Reality TV: When suicide is ‘entertainment’

Russell Armstrong, a participant on Real Housewives of Beverly Hills, committed suicide last week, just two weeks before the start of the show's second season.

Reality TV doesn’t get much more real than this, said Sharon Waxman and Tim Molloy in Reuters.com. Russell Armstrong, a participant on Bravo’s Real Housewives of Beverly Hills, committed suicide last week, just two weeks before the show’s second season was due to air. Armstrong’s troubled relationship with his wife, Taylor, was a major story line on the show. She recently accused him of assault, and he was grappling with a $1.5 million lawsuit for allegedly duping investors. Armstrong, 47, told his mother that he was terrified about how Real Housewives would portray him now that he and his wife were headed for divorce. “‘They’re just going to crucify me this season,’” she claims he told her. “‘I’ll never survive it.’” Now that Armstrong has hung himself, many are questioning whether he’s the latest “victim of reality TV.” In recent years, “countless people have joined reality shows in the hopes that fame will fulfill their dreams,” only to find themselves exposed and humiliated for the public’s titillation.
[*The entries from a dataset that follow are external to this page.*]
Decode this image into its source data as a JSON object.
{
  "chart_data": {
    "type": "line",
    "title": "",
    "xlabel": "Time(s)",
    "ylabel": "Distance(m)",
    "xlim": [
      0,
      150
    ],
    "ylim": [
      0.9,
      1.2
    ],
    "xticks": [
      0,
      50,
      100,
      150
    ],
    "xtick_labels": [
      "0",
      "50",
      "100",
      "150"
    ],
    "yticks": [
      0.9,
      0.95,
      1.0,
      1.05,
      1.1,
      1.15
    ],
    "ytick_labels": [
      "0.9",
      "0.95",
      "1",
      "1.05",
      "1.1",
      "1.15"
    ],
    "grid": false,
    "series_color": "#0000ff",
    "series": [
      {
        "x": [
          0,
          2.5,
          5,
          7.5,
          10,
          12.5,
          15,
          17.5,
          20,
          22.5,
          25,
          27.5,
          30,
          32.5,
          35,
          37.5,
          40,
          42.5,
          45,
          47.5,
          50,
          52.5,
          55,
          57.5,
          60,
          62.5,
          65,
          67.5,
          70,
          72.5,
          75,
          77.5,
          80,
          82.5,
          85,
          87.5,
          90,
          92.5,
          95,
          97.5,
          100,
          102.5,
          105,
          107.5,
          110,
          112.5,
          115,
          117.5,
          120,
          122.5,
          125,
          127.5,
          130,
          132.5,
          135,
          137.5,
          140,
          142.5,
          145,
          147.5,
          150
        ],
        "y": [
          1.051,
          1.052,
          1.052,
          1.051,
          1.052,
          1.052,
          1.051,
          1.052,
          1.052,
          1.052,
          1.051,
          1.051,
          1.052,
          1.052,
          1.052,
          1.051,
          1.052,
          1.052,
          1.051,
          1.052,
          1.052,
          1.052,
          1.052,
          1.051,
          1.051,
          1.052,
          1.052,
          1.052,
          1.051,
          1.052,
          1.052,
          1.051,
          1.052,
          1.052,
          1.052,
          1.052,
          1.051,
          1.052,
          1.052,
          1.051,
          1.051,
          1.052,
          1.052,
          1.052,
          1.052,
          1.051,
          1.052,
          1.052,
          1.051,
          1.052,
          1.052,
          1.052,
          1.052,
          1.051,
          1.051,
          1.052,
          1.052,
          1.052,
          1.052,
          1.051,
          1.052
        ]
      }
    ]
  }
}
Get real, said Richard Huff in the New York Daily News. Reality TV shows have been around for at least a decade, and if participants don’t realize by now that they may not like what ends up on screen, they only have themselves to blame. Armstrong had plenty of stressors in his life, and no one can really say why he chose to kill himself. Those who blame reality TV are simply “looking for a logical way to explain an illogical act.”